Task-oriented Embedding Counts: Heuristic Clustering-driven Feature Fine-tuning for Whole Slide Image Classification
Xuenian Wang, Shanshan Shi, Renao Yan, Qiehe Sun, Lianghui Zhu, Tian Guan, Yonghong He
TL;DR
The paper tackles the challenge of updating patch embeddings in MIL-based WSI classification by introducing HC-FT, a heuristic clustering-driven feature fine-tuning framework that purifies positives and mines hard negatives through pseudo-label refinement. By performing two rounds of clustering-based pseudo-label refinement, HC-FT produces cleaner training signals for encoder fine-tuning, leading to more discriminative embeddings across various MIL backbones. On CAMELYON16 and BRACS, HC-FT achieves state-of-the-art bag-level AUCs of $97.13\%$ and $85.85\%$, respectively, along with strong patch-level metrics, demonstrating improved robustness to noisy labels and better localization of tumor regions. This approach enhances the practical impact of MIL in computational pathology by delivering more reliable, task-focused feature representations with broad compatibility across MIL models.
Abstract
In the field of whole slide image (WSI) classification, multiple instance learning (MIL) serves as a promising approach, commonly decoupled into feature extraction and aggregation. In this paradigm, our observation reveals that discriminative embeddings are crucial for aggregation to the final prediction.

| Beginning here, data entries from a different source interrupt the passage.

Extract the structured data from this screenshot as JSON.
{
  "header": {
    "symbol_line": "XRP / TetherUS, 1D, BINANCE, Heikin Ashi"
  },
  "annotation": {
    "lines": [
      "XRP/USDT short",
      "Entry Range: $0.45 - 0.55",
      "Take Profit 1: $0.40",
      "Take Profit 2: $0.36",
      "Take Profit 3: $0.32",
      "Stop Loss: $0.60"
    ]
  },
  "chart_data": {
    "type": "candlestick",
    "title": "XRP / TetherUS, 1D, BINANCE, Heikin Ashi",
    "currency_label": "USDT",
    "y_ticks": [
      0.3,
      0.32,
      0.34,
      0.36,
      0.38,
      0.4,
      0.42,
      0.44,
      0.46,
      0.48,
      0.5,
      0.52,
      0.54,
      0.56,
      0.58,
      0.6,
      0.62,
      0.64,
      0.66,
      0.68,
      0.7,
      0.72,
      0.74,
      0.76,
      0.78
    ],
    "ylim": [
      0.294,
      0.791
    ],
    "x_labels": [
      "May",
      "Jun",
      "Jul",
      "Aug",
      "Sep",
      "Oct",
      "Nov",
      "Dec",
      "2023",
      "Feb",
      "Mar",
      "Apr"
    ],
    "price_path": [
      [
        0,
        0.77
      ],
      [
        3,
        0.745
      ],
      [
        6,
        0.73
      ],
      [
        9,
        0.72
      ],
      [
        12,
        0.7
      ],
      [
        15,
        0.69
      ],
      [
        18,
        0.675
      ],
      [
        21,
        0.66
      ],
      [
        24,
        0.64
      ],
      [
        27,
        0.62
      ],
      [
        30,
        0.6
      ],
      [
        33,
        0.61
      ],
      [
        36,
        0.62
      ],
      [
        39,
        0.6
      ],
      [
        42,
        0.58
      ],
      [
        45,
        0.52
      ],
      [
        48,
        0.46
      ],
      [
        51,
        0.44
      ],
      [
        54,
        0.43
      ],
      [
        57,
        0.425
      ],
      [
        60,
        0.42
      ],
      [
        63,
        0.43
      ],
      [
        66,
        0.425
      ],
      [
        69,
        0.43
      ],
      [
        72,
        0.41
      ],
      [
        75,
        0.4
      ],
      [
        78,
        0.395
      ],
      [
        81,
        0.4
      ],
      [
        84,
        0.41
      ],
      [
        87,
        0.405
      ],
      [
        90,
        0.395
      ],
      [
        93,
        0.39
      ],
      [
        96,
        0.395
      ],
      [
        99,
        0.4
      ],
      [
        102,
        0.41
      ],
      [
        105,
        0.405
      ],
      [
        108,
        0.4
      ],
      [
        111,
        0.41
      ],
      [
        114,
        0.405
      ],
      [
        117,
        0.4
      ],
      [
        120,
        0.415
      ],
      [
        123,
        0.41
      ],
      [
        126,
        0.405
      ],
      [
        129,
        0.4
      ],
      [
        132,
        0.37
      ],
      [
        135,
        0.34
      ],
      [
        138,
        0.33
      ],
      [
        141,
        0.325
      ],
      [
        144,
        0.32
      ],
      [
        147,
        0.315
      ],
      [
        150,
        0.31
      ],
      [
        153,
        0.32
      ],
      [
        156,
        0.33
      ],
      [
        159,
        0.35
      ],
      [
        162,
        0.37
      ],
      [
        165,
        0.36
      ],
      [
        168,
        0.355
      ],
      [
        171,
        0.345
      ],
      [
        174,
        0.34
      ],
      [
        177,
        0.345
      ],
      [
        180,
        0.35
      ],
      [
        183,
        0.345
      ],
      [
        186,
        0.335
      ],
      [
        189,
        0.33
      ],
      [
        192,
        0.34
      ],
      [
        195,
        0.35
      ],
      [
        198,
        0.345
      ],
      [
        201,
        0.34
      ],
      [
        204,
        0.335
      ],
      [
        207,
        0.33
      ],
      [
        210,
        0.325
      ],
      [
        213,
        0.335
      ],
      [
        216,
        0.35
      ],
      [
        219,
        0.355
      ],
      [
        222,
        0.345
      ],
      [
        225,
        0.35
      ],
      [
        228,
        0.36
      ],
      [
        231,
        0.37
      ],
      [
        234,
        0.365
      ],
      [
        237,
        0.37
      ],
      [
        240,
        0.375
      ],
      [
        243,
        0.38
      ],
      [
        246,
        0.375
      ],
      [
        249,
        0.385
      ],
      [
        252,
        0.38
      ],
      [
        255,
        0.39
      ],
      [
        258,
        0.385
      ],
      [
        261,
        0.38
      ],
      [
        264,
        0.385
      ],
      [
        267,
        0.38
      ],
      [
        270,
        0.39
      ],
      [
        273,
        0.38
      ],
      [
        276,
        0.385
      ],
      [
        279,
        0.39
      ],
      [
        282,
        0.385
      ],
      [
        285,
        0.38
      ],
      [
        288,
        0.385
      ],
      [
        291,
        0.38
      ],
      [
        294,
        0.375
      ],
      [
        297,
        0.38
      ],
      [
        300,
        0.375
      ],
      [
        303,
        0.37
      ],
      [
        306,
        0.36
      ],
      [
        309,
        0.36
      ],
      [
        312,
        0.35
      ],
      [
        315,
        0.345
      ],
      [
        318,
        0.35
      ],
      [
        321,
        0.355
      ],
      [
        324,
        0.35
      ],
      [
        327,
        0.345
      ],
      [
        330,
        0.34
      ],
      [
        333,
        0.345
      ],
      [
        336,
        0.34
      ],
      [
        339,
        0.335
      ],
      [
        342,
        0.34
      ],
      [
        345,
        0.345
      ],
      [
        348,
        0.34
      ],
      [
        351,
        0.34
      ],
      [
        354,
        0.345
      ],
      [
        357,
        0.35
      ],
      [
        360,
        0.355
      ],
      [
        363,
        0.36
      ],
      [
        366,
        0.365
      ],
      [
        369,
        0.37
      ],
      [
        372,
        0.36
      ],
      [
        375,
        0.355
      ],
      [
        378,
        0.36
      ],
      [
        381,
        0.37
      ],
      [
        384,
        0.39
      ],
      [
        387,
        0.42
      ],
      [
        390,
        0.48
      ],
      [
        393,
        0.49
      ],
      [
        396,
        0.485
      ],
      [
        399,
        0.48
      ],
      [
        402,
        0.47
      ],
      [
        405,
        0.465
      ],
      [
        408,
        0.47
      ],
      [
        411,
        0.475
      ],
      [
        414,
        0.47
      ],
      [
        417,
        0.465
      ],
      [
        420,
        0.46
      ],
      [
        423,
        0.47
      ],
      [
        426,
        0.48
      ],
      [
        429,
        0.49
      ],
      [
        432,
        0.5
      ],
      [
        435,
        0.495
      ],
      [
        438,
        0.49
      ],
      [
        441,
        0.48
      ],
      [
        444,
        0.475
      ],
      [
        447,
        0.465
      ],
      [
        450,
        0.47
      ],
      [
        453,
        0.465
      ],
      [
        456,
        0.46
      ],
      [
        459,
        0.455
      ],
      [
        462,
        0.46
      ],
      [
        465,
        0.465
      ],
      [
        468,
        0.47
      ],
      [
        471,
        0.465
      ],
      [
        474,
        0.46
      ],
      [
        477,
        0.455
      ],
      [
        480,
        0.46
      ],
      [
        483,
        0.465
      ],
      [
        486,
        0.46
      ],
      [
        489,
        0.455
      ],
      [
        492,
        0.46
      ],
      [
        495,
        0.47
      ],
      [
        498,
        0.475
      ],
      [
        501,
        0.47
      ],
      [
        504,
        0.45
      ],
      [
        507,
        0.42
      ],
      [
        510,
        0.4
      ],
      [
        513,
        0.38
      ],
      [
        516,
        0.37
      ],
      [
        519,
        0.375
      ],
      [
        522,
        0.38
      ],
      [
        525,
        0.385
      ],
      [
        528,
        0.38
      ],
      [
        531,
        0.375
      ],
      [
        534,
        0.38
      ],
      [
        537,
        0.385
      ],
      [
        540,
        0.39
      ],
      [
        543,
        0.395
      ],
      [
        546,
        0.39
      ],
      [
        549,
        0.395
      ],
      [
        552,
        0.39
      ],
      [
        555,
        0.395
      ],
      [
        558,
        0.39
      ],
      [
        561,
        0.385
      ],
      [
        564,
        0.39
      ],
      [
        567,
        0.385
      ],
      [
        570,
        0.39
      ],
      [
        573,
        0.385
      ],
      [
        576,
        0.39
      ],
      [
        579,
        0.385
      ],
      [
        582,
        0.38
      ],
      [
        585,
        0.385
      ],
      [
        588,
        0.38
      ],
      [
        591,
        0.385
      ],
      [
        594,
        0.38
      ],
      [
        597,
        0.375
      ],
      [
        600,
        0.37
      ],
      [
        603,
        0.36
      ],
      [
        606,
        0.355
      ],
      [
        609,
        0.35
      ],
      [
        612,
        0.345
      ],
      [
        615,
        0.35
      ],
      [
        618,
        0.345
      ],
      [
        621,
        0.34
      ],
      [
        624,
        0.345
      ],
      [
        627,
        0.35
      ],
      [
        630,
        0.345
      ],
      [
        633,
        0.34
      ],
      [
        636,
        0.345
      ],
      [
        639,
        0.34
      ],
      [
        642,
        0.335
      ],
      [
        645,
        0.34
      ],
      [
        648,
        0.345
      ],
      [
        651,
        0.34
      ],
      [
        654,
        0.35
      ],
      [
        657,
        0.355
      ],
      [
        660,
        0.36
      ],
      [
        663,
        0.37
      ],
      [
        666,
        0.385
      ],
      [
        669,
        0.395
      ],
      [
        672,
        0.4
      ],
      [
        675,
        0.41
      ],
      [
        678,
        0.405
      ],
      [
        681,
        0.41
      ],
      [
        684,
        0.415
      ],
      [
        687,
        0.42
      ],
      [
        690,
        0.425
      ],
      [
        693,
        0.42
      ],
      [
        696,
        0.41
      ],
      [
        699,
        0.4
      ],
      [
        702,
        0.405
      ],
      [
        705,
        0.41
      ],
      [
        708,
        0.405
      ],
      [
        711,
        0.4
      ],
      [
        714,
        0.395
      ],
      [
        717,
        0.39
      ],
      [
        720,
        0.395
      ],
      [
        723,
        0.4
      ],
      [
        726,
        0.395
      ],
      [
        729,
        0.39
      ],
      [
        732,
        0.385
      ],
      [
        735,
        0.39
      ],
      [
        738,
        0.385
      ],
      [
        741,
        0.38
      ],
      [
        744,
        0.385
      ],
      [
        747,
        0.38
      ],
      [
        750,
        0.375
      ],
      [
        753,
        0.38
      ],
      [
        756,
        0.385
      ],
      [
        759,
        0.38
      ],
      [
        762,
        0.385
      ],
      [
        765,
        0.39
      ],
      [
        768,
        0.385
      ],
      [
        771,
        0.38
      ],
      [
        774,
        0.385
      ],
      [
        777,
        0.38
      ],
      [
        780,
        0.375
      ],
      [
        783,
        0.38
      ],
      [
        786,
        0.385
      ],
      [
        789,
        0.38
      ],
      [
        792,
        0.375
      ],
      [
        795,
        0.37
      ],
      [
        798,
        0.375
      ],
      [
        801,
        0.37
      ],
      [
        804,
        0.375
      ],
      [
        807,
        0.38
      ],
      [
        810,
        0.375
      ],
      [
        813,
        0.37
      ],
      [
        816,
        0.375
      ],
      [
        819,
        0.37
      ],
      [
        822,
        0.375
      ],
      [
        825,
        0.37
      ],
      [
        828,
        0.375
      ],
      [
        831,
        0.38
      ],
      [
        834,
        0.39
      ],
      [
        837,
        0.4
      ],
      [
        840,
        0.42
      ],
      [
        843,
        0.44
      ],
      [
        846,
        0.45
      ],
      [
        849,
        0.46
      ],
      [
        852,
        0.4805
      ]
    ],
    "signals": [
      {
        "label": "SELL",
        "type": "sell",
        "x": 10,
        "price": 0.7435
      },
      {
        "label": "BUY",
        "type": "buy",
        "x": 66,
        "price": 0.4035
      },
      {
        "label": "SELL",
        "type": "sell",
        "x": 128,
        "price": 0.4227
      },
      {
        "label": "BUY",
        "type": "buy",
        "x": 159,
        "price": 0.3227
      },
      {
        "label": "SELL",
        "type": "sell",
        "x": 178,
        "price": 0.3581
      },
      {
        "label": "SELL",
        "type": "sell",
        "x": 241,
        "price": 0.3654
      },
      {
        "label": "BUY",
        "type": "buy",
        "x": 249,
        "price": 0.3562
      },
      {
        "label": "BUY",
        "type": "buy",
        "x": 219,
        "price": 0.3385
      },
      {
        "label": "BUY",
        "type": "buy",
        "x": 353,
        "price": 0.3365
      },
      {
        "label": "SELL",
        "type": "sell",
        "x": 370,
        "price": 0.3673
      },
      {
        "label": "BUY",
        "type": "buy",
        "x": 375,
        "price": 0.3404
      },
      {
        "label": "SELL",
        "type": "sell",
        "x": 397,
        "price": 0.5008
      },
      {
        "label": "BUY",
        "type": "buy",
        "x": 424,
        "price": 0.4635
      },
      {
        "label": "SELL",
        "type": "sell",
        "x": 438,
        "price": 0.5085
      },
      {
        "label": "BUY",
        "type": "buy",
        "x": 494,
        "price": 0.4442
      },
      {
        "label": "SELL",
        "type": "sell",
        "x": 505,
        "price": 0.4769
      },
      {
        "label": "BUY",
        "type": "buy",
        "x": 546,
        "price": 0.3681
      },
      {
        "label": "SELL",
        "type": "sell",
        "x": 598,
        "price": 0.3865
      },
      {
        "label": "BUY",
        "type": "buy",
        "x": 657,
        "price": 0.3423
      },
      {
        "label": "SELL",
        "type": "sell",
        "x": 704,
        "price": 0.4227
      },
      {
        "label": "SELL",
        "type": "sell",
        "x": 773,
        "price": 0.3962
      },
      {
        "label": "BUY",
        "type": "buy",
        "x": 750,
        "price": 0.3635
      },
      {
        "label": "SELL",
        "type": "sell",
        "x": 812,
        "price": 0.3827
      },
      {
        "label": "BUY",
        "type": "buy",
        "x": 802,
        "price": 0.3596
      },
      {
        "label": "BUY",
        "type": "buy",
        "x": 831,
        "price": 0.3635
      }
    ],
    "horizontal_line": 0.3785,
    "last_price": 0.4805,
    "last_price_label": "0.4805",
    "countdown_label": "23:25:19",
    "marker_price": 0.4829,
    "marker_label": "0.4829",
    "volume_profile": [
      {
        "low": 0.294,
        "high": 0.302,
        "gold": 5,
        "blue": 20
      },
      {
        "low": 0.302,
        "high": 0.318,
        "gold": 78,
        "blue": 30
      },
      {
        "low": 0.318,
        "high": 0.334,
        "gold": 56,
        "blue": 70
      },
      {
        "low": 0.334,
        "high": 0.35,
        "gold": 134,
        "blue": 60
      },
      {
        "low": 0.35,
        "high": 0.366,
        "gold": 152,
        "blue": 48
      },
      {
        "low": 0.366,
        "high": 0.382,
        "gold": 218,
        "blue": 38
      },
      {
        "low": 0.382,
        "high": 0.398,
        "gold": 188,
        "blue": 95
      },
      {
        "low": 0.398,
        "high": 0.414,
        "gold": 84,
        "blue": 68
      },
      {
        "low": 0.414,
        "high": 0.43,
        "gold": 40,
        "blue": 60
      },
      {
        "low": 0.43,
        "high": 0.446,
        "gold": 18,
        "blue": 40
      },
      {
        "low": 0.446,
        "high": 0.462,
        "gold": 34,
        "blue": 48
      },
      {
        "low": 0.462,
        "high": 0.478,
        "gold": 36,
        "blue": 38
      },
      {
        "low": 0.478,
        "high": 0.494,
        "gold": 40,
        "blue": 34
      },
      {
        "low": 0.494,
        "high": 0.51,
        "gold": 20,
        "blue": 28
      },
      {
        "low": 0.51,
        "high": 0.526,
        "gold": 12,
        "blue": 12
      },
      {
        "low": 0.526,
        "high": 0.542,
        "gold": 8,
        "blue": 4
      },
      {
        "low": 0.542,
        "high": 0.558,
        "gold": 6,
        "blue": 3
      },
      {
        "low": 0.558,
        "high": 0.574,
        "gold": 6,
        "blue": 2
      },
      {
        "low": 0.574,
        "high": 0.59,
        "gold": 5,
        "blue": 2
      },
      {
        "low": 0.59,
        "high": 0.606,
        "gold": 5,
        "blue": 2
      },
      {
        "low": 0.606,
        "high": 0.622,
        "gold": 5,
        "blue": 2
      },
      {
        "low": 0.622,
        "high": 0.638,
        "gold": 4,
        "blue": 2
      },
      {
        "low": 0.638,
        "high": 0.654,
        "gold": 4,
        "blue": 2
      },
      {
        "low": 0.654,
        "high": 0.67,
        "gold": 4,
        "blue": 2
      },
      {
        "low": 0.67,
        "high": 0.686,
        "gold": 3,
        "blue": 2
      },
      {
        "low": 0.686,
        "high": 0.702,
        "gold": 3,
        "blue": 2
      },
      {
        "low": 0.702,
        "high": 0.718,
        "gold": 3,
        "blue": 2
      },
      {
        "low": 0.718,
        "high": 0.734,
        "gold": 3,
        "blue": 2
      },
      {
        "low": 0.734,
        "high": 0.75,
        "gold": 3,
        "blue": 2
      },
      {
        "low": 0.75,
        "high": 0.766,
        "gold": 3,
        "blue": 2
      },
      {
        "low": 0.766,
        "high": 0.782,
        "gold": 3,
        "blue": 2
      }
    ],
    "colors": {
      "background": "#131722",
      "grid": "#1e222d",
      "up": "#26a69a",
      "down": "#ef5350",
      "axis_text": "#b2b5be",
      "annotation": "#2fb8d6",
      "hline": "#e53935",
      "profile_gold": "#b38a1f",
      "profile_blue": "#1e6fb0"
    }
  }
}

Among all feature updating strategies, task-oriented ones can capture characteristics specifically for certain tasks. However, they can be prone to overfitting and contaminated by samples assigned with noisy labels. To address this issue, we propose a heuristic clustering-driven feature fine-tuning method (HC-FT) to enhance the performance of multiple instance learning by providing purified positive and hard negative samples. Our method first employs a well-trained MIL model to evaluate the confidence of patches. Then, patches with high confidence are marked as positive samples, while the remaining patches are used to identify crucial negative samples. After two rounds of heuristic clustering and selection, purified positive and hard negative samples are obtained to facilitate feature fine-tuning. The proposed method is evaluated on both CAMELYON16 and BRACS datasets, achieving an AUC of 97.13% and 85.85%, respectively, consistently outperforming all compared methods.